The United States has formally exited the Paris accord to fight climate change a year after President Donald Trump notified the United Nations he would.
The world's largest economy and second-biggest greenhouse gas emitter after China is the first nation to quit the accord, which was signed by nearly all countries in 2015.
The move effectively puts the Trump administration at odds with all its allies and major competitors on the issue.
Trump has been a staunch opponent of the accord and has rolled back environmental regulations, saying they inhibit business and give other countries an edge.
He has repeatedly questioned climate change science.
The president first announced the US retreat in 2017. Should he be re-elected, the US would likely stay out of the international effort to slow climate change for at least the next four years.
Joe Biden, meanwhile, has vowed to immediately rejoin the Paris agreement if he wins the White House.
"Today, the Trump Administration officially left the Paris Climate Agreement. And in exactly 77 days, a Biden Administration will rejoin it," he wrote on Twitter on Wednesday evening, after expressing confidence in winning election.
Global reaction to the passing of the deadline was muted as the world watched with baited breath for the final results of Tuesday's US presidential election.
Germany said the US withdrawal was "highly regrettable," arguing that the European Union and Germany now had an even bigger duty to guard against global warming.

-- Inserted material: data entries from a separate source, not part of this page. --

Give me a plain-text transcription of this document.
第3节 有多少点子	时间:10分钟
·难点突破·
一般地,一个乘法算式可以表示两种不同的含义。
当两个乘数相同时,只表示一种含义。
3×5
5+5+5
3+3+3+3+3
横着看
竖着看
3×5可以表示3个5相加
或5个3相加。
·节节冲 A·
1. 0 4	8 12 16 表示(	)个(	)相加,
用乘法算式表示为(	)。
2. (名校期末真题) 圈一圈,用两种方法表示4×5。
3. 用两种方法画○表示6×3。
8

Chancellor Angela Merkel's spokesperson, Steffen Seibert, reaffirmed Germany's pledge to become climate-neutral by 2050, saying many countries and regions are moving towards a more climate-friendly economy, including several states, cities, municipalities, companies and organisations in the US.
International climate scientists warn drastic action is needed to prevent global temperatures rising more than 1.5 to 2 degrees above pre-industrial levels, as laid out in the accord.